> It is a lazy dodge around the traditional responsibility of regulators to identify and regulate actual anti-competitive behavior when it actually happens
Traditional since the ‘70s, when Chicago school jackasses got their way and all but destroyed antitrust enforcement, in practice.
A shift back would be great. Let’s get a little more traditional.
We’ve seen this TV show before, but nobody paid attention. The magnificent 7 are essentially the ITT/LTV/Litton of the 1960s reborn. GE is the other one of more recent memory.
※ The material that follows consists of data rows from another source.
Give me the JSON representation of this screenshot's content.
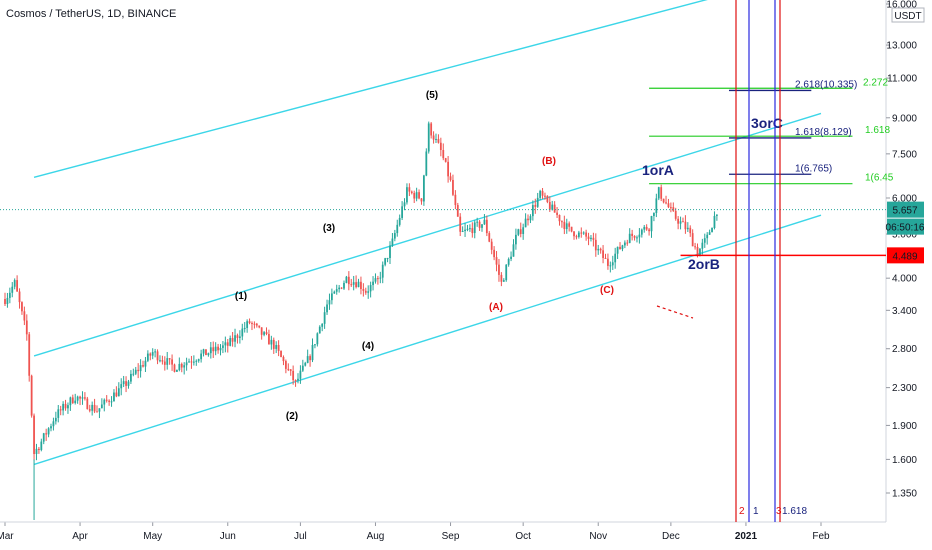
{
  "header": {
    "title": "Cosmos / TetherUS, 1D, BINANCE",
    "currency": "USDT"
  },
  "price_axis": {
    "ticks": [
      "16.000",
      "13.000",
      "11.000",
      "9.000",
      "7.500",
      "6.000",
      "5.000",
      "4.000",
      "3.400",
      "2.800",
      "2.300",
      "1.900",
      "1.600",
      "1.350"
    ],
    "badges": {
      "last_price": "5.657",
      "countdown": "06:50:16",
      "level": "4.489"
    }
  },
  "time_axis": {
    "labels": [
      "Mar",
      "Apr",
      "May",
      "Jun",
      "Jul",
      "Aug",
      "Sep",
      "Oct",
      "Nov",
      "Dec",
      "2021",
      "Feb"
    ]
  },
  "colors": {
    "channel": "#3cd6e8",
    "up": "#26a69a",
    "down": "#ef5350",
    "fib_green": "#22cc22",
    "fib_navy": "#1a237e",
    "navy_text": "#1a237e",
    "red": "#e01010",
    "blue_line": "#2a2ae0",
    "support": "#ff0000"
  },
  "wave_labels": {
    "w1": "(1)",
    "w2": "(2)",
    "w3": "(3)",
    "w4": "(4)",
    "w5": "(5)",
    "wA": "(A)",
    "wB": "(B)",
    "wC": "(C)"
  },
  "annotations": {
    "one_or_a": "1orA",
    "two_or_b": "2orB",
    "three_or_c": "3orC",
    "fib_1": "1(6.765)",
    "fib_1618": "1.618(8.129)",
    "fib_2618": "2.618(10.335)",
    "g_1": "1(6.45",
    "g_1618": "1.618",
    "g_2272": "2.272",
    "vline_2": "2",
    "vline_1": "1",
    "vline_1618": "1.618",
    "vline_3": "3"
  },
  "chart_data": {
    "type": "candlestick",
    "title": "Cosmos / TetherUS, 1D, BINANCE",
    "y_scale": "log",
    "ylim": [
      1.2,
      16.5
    ],
    "x_range": [
      "2020-03-01",
      "2021-02-28"
    ],
    "grid": false,
    "last_price": 5.657,
    "support_level": 4.489,
    "keypoints": [
      [
        "2020-03-01",
        3.6
      ],
      [
        "2020-03-05",
        3.9
      ],
      [
        "2020-03-10",
        3.0
      ],
      [
        "2020-03-13",
        1.65
      ],
      [
        "2020-03-16",
        1.75
      ],
      [
        "2020-03-22",
        2.0
      ],
      [
        "2020-03-30",
        2.2
      ],
      [
        "2020-04-08",
        2.05
      ],
      [
        "2020-04-20",
        2.35
      ],
      [
        "2020-05-01",
        2.75
      ],
      [
        "2020-05-10",
        2.55
      ],
      [
        "2020-05-20",
        2.7
      ],
      [
        "2020-06-01",
        2.85
      ],
      [
        "2020-06-10",
        3.2
      ],
      [
        "2020-06-20",
        2.85
      ],
      [
        "2020-06-29",
        2.35
      ],
      [
        "2020-07-05",
        2.7
      ],
      [
        "2020-07-12",
        3.5
      ],
      [
        "2020-07-20",
        4.0
      ],
      [
        "2020-07-25",
        3.9
      ],
      [
        "2020-07-28",
        3.75
      ],
      [
        "2020-08-02",
        3.95
      ],
      [
        "2020-08-08",
        4.8
      ],
      [
        "2020-08-14",
        6.2
      ],
      [
        "2020-08-20",
        6.0
      ],
      [
        "2020-08-23",
        8.6
      ],
      [
        "2020-08-28",
        7.6
      ],
      [
        "2020-09-01",
        6.5
      ],
      [
        "2020-09-05",
        5.0
      ],
      [
        "2020-09-15",
        5.3
      ],
      [
        "2020-09-22",
        3.9
      ],
      [
        "2020-09-28",
        4.9
      ],
      [
        "2020-10-08",
        6.1
      ],
      [
        "2020-10-20",
        5.1
      ],
      [
        "2020-10-28",
        4.9
      ],
      [
        "2020-11-05",
        4.3
      ],
      [
        "2020-11-13",
        4.9
      ],
      [
        "2020-11-22",
        5.2
      ],
      [
        "2020-11-26",
        6.2
      ],
      [
        "2020-12-02",
        5.5
      ],
      [
        "2020-12-08",
        5.1
      ],
      [
        "2020-12-12",
        4.55
      ],
      [
        "2020-12-16",
        4.9
      ],
      [
        "2020-12-20",
        5.657
      ]
    ],
    "fibonacci_levels": [
      {
        "ratio": 1,
        "price": 6.765
      },
      {
        "ratio": 1.618,
        "price": 8.129
      },
      {
        "ratio": 2.618,
        "price": 10.335
      }
    ],
    "fibonacci_levels_green": [
      {
        "ratio": 1,
        "price": 6.45
      },
      {
        "ratio": 1.618
      },
      {
        "ratio": 2.272
      }
    ],
    "channels": [
      {
        "name": "upper",
        "from": [
          "2020-03-13",
          6.66
        ],
        "to": [
          "2021-01-31",
          19.0
        ]
      },
      {
        "name": "middle",
        "from": [
          "2020-03-13",
          2.7
        ],
        "to": [
          "2021-02-01",
          9.2
        ]
      },
      {
        "name": "lower",
        "from": [
          "2020-03-13",
          1.56
        ],
        "to": [
          "2021-02-01",
          5.5
        ]
      }
    ],
    "wave_points": [
      {
        "label": "(1)",
        "date": "2020-06-10",
        "price": 3.2
      },
      {
        "label": "(2)",
        "date": "2020-06-29",
        "price": 2.35
      },
      {
        "label": "(3)",
        "date": "2020-07-20",
        "price": 4.0
      },
      {
        "label": "(4)",
        "date": "2020-08-02",
        "price": 3.95
      },
      {
        "label": "(5)",
        "date": "2020-08-23",
        "price": 8.6
      },
      {
        "label": "(A)",
        "date": "2020-09-22",
        "price": 3.9
      },
      {
        "label": "(B)",
        "date": "2020-10-08",
        "price": 6.1
      },
      {
        "label": "(C)",
        "date": "2020-11-05",
        "price": 4.3
      }
    ],
    "vertical_markers": [
      {
        "label": "2",
        "date": "2020-12-28"
      },
      {
        "label": "1",
        "date": "2021-01-01"
      },
      {
        "label": "1.618",
        "date": "2021-01-12"
      },
      {
        "label": "3",
        "date": "2021-01-14"
      }
    ]
  }
}
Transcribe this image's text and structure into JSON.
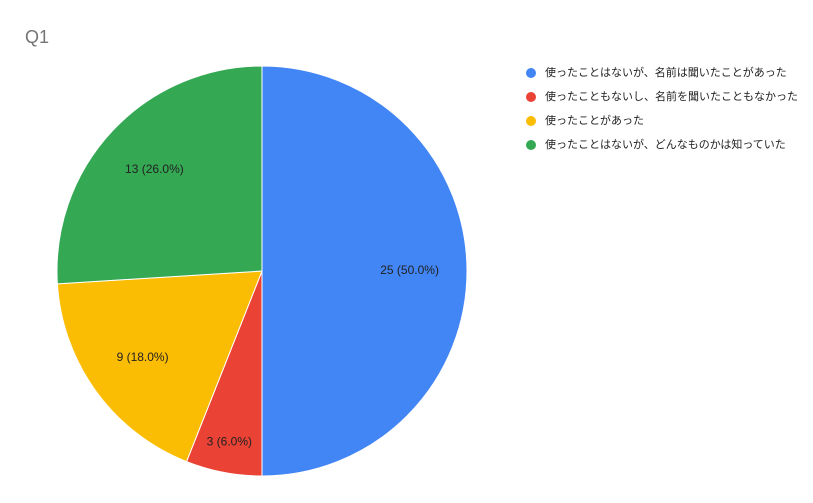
{
  "chart_data": {
    "type": "pie",
    "title": "Q1",
    "categories": [
      "使ったことはないが、名前は聞いたことがあった",
      "使ったこともないし、名前を聞いたこともなかった",
      "使ったことがあった",
      "使ったことはないが、どんなものかは知っていた"
    ],
    "values": [
      25,
      3,
      9,
      13
    ],
    "value_labels": [
      "25 (50.0%)",
      "3 (6.0%)",
      "9 (18.0%)",
      "13 (26.0%)"
    ],
    "colors": [
      "#4285f4",
      "#ea4335",
      "#fbbc04",
      "#34a853"
    ],
    "legend": "right"
  }
}
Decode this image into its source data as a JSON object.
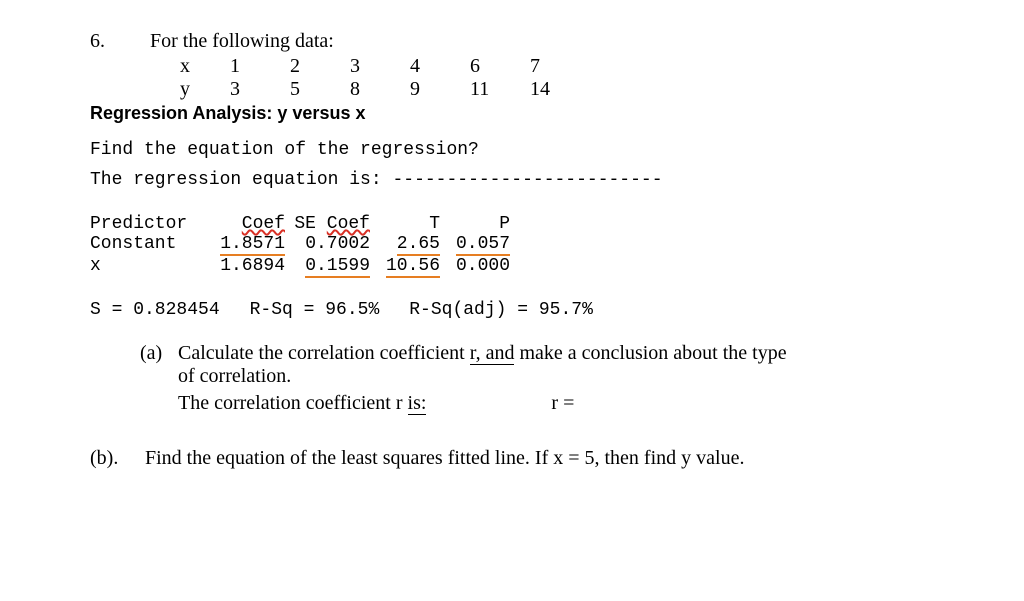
{
  "question": {
    "number": "6.",
    "prompt": "For the following data:"
  },
  "data_table": {
    "x_label": "x",
    "y_label": "y",
    "x_values": [
      "1",
      "2",
      "3",
      "4",
      "6",
      "7"
    ],
    "y_values": [
      "3",
      "5",
      "8",
      "9",
      "11",
      "14"
    ]
  },
  "regression_title": "Regression Analysis: y versus x",
  "find_equation": "Find the equation of the regression?",
  "regression_equation_label": "The regression equation is:",
  "regression_equation_dashes": "-------------------------",
  "predictor_table": {
    "headers": {
      "predictor": "Predictor",
      "coef": "Coef",
      "se_coef": "SE Coef",
      "t": "T",
      "p": "P"
    },
    "constant": {
      "label": "Constant",
      "coef": "1.8571",
      "se_coef": "0.7002",
      "t": "2.65",
      "p": "0.057"
    },
    "x": {
      "label": "x",
      "coef": "1.6894",
      "se_coef": "0.1599",
      "t": "10.56",
      "p": "0.000"
    }
  },
  "stats": {
    "s": "S = 0.828454",
    "rsq": "R-Sq = 96.5%",
    "rsq_adj": "R-Sq(adj) = 95.7%"
  },
  "part_a": {
    "label": "(a)",
    "text_1": "Calculate the correlation coefficient ",
    "r_and": "r, and",
    "text_2": " make a conclusion about the type",
    "text_3": "of correlation.",
    "correlation_text": "The correlation coefficient r ",
    "is": "is:",
    "r_equals": "r ="
  },
  "part_b": {
    "label": "(b).",
    "text": "Find the equation of the least squares fitted line. If x = 5, then find y value."
  },
  "colors": {
    "orange": "#e67e22",
    "red": "#d93025",
    "text": "#000000",
    "background": "#ffffff"
  },
  "fonts": {
    "serif": "Times New Roman",
    "sans": "Arial",
    "mono": "Courier New",
    "body_size": 20,
    "mono_size": 18,
    "bold_size": 18
  }
}
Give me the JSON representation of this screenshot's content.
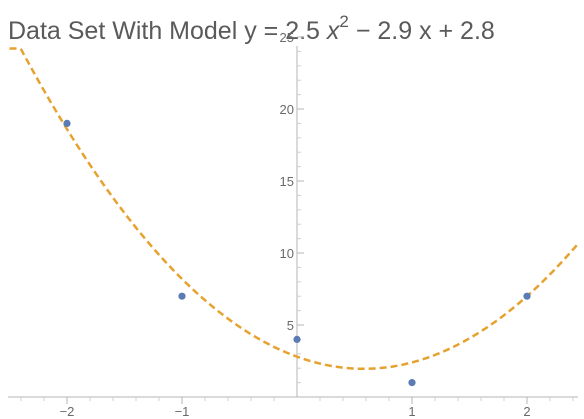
{
  "chart_data": {
    "type": "scatter",
    "title": {
      "prefix": "Data Set With Model y = 2.5 ",
      "var_x2": "x",
      "exponent": "2",
      "suffix": " − 2.9 x + 2.8"
    },
    "xlabel": "",
    "ylabel": "",
    "xlim": [
      -2.5,
      2.45
    ],
    "ylim": [
      0,
      25
    ],
    "x_ticks": [
      -2,
      -1,
      1,
      2
    ],
    "x_tick_labels": [
      "−2",
      "−1",
      "1",
      "2"
    ],
    "y_ticks": [
      5,
      10,
      15,
      20,
      25
    ],
    "y_tick_labels": [
      "5",
      "10",
      "15",
      "20",
      "25"
    ],
    "grid": false,
    "legend": "none",
    "series": [
      {
        "type": "scatter",
        "x": [
          -2,
          -1,
          0,
          1,
          2
        ],
        "y": [
          19,
          7,
          4,
          1,
          7
        ],
        "color": "#5b7bb5"
      },
      {
        "type": "line",
        "style": "dashed",
        "model": {
          "a": 2.5,
          "b": -2.9,
          "c": 2.8
        },
        "color": "#e6a22e"
      }
    ]
  }
}
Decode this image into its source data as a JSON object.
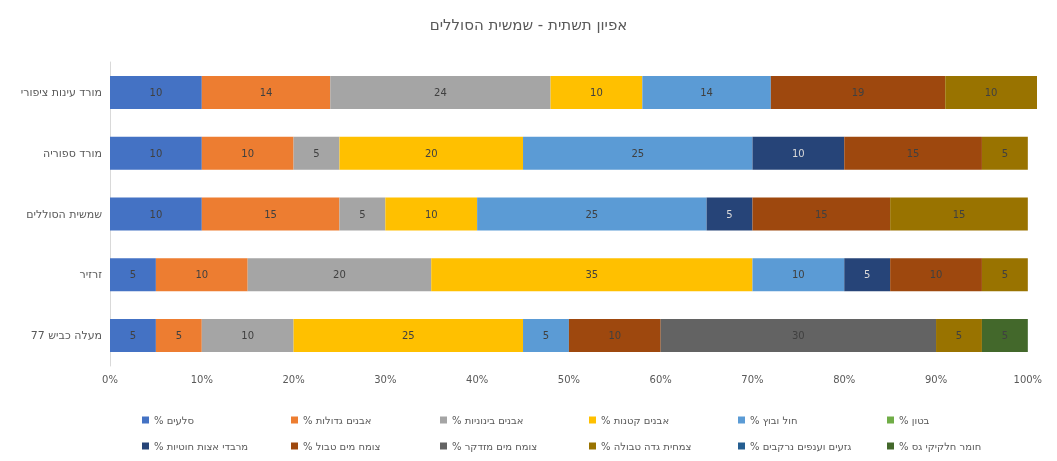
{
  "chart_data": {
    "type": "bar",
    "orientation": "horizontal",
    "stacked": true,
    "title": "אפיון תשתית - שמשית הסוללים",
    "categories": [
      "מורד עינות ציפורי",
      "מורד ספוריה",
      "שמשית הסוללים",
      "זרזיר",
      "מעלה כביש 77"
    ],
    "series": [
      {
        "name": "% סלעים",
        "color": "#4472c4",
        "values": [
          10,
          10,
          10,
          5,
          5
        ]
      },
      {
        "name": "% אבנים גדולות",
        "color": "#ed7d31",
        "values": [
          14,
          10,
          15,
          10,
          5
        ]
      },
      {
        "name": "% אבנים בינוניות",
        "color": "#a5a5a5",
        "values": [
          24,
          5,
          5,
          20,
          10
        ]
      },
      {
        "name": "% אבנים קטנות",
        "color": "#ffc000",
        "values": [
          10,
          20,
          10,
          35,
          25
        ]
      },
      {
        "name": "% חול ובוץ",
        "color": "#5b9bd5",
        "values": [
          14,
          25,
          25,
          10,
          5
        ]
      },
      {
        "name": "% בטון",
        "color": "#70ad47",
        "values": [
          null,
          null,
          null,
          null,
          null
        ]
      },
      {
        "name": "% מרבדי אצות חוטיות",
        "color": "#264478",
        "values": [
          null,
          10,
          5,
          5,
          null
        ]
      },
      {
        "name": "% צומח מים טבול",
        "color": "#9e480e",
        "values": [
          19,
          15,
          15,
          10,
          10
        ]
      },
      {
        "name": "% צומח מים מזדקר",
        "color": "#636363",
        "values": [
          null,
          null,
          null,
          null,
          30
        ]
      },
      {
        "name": "% צמחית גדה טבולה",
        "color": "#997300",
        "values": [
          10,
          5,
          15,
          5,
          5
        ]
      },
      {
        "name": "% גזעים וענפים נרקבים",
        "color": "#255e91",
        "values": [
          null,
          null,
          null,
          null,
          null
        ]
      },
      {
        "name": "% חומר חלקיקי גס",
        "color": "#43682b",
        "values": [
          null,
          null,
          null,
          null,
          5
        ]
      }
    ],
    "xlim": [
      0,
      101
    ],
    "xticks": [
      {
        "value": 0,
        "label": "0%"
      },
      {
        "value": 10,
        "label": "10%"
      },
      {
        "value": 20,
        "label": "20%"
      },
      {
        "value": 30,
        "label": "30%"
      },
      {
        "value": 40,
        "label": "40%"
      },
      {
        "value": 50,
        "label": "50%"
      },
      {
        "value": 60,
        "label": "60%"
      },
      {
        "value": 70,
        "label": "70%"
      },
      {
        "value": 80,
        "label": "80%"
      },
      {
        "value": 90,
        "label": "90%"
      },
      {
        "value": 100,
        "label": "100%"
      }
    ],
    "data_labels": true,
    "grid": false,
    "legend": "bottom"
  }
}
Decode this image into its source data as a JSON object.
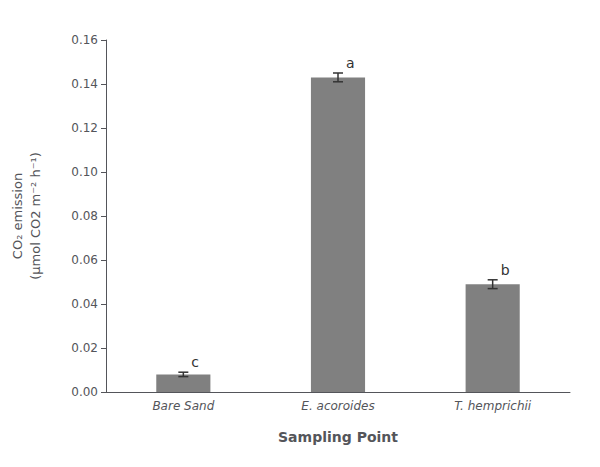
{
  "chart_data": {
    "type": "bar",
    "xlabel": "Sampling Point",
    "ylabel": "CO₂ emission\n(μmol CO2 m⁻² h⁻¹)",
    "categories": [
      "Bare Sand",
      "E. acoroides",
      "T. hemprichii"
    ],
    "values": [
      0.008,
      0.143,
      0.049
    ],
    "errors": [
      0.001,
      0.002,
      0.002
    ],
    "annotations": [
      {
        "category": "Bare Sand",
        "text": "c"
      },
      {
        "category": "E. acoroides",
        "text": "a"
      },
      {
        "category": "T. hemprichii",
        "text": "b"
      }
    ],
    "color": "#808080",
    "ylim": [
      0,
      0.16
    ],
    "yticks": [
      {
        "value": 0,
        "label": "0.00"
      },
      0.02,
      0.04,
      0.06,
      0.08,
      {
        "value": 0.1,
        "label": "0.10"
      },
      0.12,
      0.14,
      0.16
    ],
    "grid": false
  }
}
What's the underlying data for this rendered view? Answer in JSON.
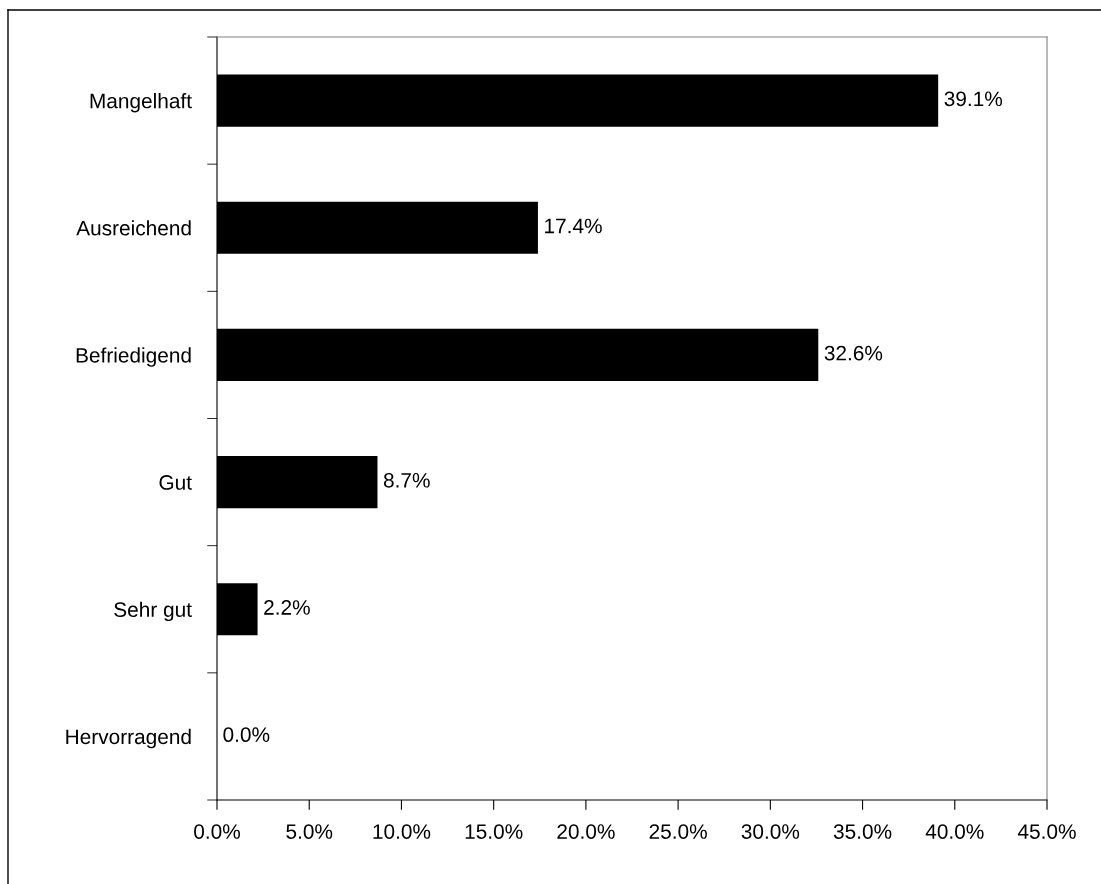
{
  "chart_data": {
    "type": "bar",
    "orientation": "horizontal",
    "categories": [
      "Mangelhaft",
      "Ausreichend",
      "Befriedigend",
      "Gut",
      "Sehr gut",
      "Hervorragend"
    ],
    "values": [
      39.1,
      17.4,
      32.6,
      8.7,
      2.2,
      0.0
    ],
    "value_labels": [
      "39.1%",
      "17.4%",
      "32.6%",
      "8.7%",
      "2.2%",
      "0.0%"
    ],
    "color": "#000000",
    "xlim": [
      0,
      45
    ],
    "xticks": [
      {
        "value": 0,
        "label": "0.0%"
      },
      {
        "value": 5,
        "label": "5.0%"
      },
      {
        "value": 10,
        "label": "10.0%"
      },
      {
        "value": 15,
        "label": "15.0%"
      },
      {
        "value": 20,
        "label": "20.0%"
      },
      {
        "value": 25,
        "label": "25.0%"
      },
      {
        "value": 30,
        "label": "30.0%"
      },
      {
        "value": 35,
        "label": "35.0%"
      },
      {
        "value": 40,
        "label": "40.0%"
      },
      {
        "value": 45,
        "label": "45.0%"
      }
    ],
    "grid": false,
    "legend": false
  }
}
Massive diversified entities get bureaucratic, unwieldy and ineffective over time.
But some short hand:
-Assumes vertical integration is necessarily abusive
-Assumes lowering price is necessarily a setup for anti-competitive practices. This one’s particularly ironic because lowering prices is definitely a first-order good for consumers and businesses that buy those goods. Bezos’ famous saying was “your margin is my opportunity” —- would you rather the standard continue to be massive retailer markup profit that goes straight to retail corps?
-Vague scare tactic claims that expanding into media production etc will somehow (yadda yadda, Step 2: ???) lead to monopolies in every category they enter.
The TLDR of the problem with Neobrandeis is it forms a very opinionated paranoid notion that size can only lead to bad things and no good things. It is a lazy dodge around the traditional responsibility of regulators to identify and regulate actual anti-competitive behavior when it actually happens By constraining companies from using any form of size or integration-related advantage, it lowers the pressure to actually be competitive and innovative for everyone else. I’m not saying everything should be unconditionally allowed, there’s a balance to strike. But when you just have a blunt “anti-size” hammer, you’re gonna do collateral damage to a healthy competitive ecosystem in a damaging way.